How Santa Barbara does woodlands
Glenn J. Schreuder | Feb 2, 2015
No need to reinvent the wheel in Napa County, here’s how the County of Santa Barbara kills time on a slow day at the planning department:
Santa Barbara Comprehensive Plan: Conservation Elelment
Excerpt from the Overview section:
Oak savannas, woodlands, forests, and the grassland and riparian systems that complement them are California’s most biologically diverse ecosystems and integral parts of the state’s cultural and historical heritage.
Santa Barbara County is fortunate to retain a significant, though reduced, distribution of the oak habitats that once blanketed the Central Coast.
Oak habitats contribute greatly to the ecological diversity of California. In terms of species diversity, California’s native oak woodlands provide habitat for approximately 2,000 species of plants, 170 birds, 100 mammals (approximately one-third of all mammals native to California), 60 amphibians and reptiles, and 5,000 species of insects (University of California 1993 and 1996).
These species include eagles, owls, hawks, reptiles, bobcats, foxes, deer, and 300 or more other vertebrate species that depend on oak habitats during their breeding seasons.
In terms of ecological function, intact oak habitats stabilize the soil on which they occur, serving to help prevent the erosion of topsoil and protect water quality.
Oak trees also provide shade, influencing the temperature and growth conditions for understory species. The community of oak-associated plants, vertebrates, invertebrates, and soil microbes varies from site to site, in response to site-specific conditions and the extent of influence by the dominant oaks.

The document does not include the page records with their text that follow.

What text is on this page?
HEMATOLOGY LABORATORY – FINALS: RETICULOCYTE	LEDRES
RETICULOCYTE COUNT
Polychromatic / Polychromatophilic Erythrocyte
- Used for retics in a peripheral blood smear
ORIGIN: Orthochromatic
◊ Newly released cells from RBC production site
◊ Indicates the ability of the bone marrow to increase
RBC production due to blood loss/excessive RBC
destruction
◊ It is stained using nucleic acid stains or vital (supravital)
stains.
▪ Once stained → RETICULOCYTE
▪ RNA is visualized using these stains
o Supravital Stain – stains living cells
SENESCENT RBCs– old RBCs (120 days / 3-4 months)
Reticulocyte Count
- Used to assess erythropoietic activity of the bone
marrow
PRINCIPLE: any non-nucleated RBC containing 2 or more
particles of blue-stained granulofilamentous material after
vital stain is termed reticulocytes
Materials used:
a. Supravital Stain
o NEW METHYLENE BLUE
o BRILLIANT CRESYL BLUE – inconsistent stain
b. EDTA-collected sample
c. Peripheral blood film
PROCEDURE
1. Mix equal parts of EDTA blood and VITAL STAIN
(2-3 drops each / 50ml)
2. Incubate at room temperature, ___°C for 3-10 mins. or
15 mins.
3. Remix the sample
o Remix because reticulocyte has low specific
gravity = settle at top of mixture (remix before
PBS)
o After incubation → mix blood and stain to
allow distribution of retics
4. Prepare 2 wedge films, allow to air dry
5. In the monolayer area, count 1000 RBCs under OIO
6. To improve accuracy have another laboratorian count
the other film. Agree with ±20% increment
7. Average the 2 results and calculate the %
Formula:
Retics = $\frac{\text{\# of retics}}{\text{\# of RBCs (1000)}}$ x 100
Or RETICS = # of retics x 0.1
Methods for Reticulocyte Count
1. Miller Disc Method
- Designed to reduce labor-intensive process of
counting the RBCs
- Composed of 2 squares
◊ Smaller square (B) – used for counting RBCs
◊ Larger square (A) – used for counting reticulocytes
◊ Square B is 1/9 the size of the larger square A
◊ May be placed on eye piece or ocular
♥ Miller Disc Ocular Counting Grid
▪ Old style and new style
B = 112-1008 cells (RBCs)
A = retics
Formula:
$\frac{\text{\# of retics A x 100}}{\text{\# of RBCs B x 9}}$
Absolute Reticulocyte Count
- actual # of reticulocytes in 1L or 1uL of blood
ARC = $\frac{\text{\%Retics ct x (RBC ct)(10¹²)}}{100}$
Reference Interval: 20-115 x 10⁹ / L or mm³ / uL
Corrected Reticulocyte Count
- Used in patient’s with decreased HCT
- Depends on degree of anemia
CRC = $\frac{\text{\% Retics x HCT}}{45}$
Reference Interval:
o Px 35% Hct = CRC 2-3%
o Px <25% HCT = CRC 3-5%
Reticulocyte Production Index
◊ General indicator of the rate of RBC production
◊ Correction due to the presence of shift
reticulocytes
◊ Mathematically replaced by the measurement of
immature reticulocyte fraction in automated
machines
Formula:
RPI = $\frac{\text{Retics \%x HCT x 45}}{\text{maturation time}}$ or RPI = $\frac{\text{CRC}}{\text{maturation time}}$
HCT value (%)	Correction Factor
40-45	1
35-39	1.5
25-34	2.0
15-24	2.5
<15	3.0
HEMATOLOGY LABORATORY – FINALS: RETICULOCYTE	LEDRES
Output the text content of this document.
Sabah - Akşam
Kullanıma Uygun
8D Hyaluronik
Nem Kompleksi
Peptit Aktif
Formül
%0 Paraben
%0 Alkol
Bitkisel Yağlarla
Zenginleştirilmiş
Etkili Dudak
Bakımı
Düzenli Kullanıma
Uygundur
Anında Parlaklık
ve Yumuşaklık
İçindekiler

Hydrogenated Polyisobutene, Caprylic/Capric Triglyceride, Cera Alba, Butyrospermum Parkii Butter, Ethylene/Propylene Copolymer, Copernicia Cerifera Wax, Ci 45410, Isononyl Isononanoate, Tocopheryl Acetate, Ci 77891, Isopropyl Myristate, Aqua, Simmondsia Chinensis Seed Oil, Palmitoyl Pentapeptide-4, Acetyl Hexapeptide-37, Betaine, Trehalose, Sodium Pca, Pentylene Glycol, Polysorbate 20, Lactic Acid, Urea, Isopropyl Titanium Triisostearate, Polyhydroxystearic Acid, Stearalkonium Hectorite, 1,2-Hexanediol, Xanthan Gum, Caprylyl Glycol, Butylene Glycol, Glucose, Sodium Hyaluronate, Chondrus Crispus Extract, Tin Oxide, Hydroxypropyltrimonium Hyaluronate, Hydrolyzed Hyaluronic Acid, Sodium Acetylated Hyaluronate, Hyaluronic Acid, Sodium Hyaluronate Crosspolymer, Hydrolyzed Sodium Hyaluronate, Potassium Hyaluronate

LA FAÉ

Within these communities, structural complexity is enhanced by the presence of riparian areas, downed and woody debris, snags, and diverse ages and conditions in oaks and other plants (Merrick et al. 1999).
California’s oaks are also important for their aesthetic, economic, historical, and cultural values. Oak trees and their habitats are woven into California and Santa Barbara County’s cultural heritage, beginning with the indigenous peoples that utilized oak tree products and valued the oak woodlands in their cultural traditions.
After European settlement in California, oak habitats have continued to be an enduring symbol of the state’s rich ranching tradition, and to be valued economically and aesthetically.
The presence of oak trees on a property can increase the property’s value by 20% or more (University of California 1993).
They are one of the county’s and the state’s most widely recognized and admired visual assets.
In both the urban and rural areas of Santa Barbara County, oak woodlands and large, individual oak trees contribute significantly to the scenic beauty for which the county is known.